Once the doctor can examine the eye after macular surgery, they may order another angiogram to make sure there are no additional areas of blood leakage. If any problem areas are observed, the doctor may perform additional laser treatment.
As the eye continues to heal over the next three to six weeks following macular surgery, you are treated with eye drops to reduce inflammation, keep the eye comfortable and prevent infection. Once the eye has healed, you are fitted for glasses and any necessary low-vision aids.
Can surgery help if I'm legally blind?
Depending upon the cause of legal blindness, it is possible that surgery may help.

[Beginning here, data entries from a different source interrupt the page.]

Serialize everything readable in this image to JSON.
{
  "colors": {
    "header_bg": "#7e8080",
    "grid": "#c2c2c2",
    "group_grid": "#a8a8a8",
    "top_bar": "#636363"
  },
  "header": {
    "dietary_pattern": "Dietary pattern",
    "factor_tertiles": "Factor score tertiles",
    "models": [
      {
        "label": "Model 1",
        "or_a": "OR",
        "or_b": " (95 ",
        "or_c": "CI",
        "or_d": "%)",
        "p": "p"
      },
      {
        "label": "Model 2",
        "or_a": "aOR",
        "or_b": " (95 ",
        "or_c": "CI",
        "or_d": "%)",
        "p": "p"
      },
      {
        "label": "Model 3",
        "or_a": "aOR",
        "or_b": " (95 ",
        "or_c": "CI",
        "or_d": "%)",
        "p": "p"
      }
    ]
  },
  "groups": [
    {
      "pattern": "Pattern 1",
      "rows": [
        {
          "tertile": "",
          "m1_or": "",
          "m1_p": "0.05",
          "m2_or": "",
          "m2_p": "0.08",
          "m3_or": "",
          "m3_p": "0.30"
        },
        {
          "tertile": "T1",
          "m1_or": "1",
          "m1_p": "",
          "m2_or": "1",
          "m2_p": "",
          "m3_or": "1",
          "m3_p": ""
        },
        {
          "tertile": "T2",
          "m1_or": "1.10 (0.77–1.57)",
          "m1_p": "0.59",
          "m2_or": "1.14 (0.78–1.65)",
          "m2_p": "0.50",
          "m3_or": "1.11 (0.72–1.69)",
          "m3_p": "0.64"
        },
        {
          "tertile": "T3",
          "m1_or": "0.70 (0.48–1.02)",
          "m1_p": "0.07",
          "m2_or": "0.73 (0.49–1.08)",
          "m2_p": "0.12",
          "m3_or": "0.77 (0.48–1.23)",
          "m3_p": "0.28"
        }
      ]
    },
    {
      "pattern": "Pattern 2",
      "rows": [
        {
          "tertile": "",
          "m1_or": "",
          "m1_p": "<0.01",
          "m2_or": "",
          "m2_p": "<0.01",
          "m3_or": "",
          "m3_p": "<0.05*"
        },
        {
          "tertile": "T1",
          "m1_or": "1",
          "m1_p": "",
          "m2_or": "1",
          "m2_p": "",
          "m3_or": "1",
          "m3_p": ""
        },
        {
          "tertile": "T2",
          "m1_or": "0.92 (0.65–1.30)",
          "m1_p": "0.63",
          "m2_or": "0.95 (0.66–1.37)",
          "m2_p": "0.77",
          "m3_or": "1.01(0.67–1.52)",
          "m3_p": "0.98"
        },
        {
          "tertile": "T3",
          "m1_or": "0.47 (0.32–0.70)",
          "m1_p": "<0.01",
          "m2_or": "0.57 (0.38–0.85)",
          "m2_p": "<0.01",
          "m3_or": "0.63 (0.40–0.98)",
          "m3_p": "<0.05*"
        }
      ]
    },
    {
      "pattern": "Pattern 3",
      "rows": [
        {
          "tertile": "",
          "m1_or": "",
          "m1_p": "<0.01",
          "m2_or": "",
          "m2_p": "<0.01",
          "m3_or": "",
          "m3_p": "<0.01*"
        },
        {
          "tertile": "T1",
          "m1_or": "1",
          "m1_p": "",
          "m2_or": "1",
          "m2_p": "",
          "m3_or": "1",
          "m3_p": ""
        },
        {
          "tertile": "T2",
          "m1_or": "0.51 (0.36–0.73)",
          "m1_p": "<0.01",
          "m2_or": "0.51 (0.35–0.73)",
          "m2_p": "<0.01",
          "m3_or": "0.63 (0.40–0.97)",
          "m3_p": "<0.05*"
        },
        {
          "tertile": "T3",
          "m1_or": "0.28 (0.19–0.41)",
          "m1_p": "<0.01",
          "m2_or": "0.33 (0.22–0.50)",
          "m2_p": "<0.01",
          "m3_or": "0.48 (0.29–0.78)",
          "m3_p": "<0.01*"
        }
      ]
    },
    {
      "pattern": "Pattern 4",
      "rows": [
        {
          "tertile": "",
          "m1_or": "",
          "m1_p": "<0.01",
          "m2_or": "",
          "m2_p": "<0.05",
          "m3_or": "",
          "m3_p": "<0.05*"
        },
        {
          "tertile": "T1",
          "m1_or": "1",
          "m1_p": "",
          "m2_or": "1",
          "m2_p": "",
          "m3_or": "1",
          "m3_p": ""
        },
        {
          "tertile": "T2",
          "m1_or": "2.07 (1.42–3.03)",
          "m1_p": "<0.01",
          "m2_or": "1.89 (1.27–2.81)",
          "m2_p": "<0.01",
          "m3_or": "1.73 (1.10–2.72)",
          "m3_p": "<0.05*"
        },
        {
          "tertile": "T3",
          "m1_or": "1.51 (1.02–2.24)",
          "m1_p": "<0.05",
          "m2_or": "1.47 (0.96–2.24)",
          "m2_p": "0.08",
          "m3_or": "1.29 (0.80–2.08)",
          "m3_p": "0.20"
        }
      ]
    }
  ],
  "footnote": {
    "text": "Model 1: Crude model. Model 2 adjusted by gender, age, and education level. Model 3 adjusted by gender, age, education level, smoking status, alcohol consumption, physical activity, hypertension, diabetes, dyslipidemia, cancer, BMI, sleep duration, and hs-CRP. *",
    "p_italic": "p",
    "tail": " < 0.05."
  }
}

If recent bleeding or leakage under the retina has resulted in legal blindness, surgery can be considered.
Can I have surgery if lasers were used as a prior treatment?
Because bleeding or leakage may occur beneath the retina even following the laser treatment, it is possible that surgery can help.
Are there any side effects?
Rare complications may include infection, elevation of pressure in the eye (glaucoma) or damage to structures in the eye including the acceleration of clouding of the lens (cataract). In very rare instances, retinal detachment or severe loss of vision may occur.
I have other medical conditions. Can I still have surgery?
As long as you can maintain a face-down position for several days following the surgery and you are not prone to excessive bleeding during surgery, other medical conditions or age should not be a factor if you are considered an appropriate candidate for surgery. Your Cole Eye Institute vitreoretinal specialist will work closely with your other doctors to be certain that your other medical conditions are treated and controlled as best as possible before, during and after surgery.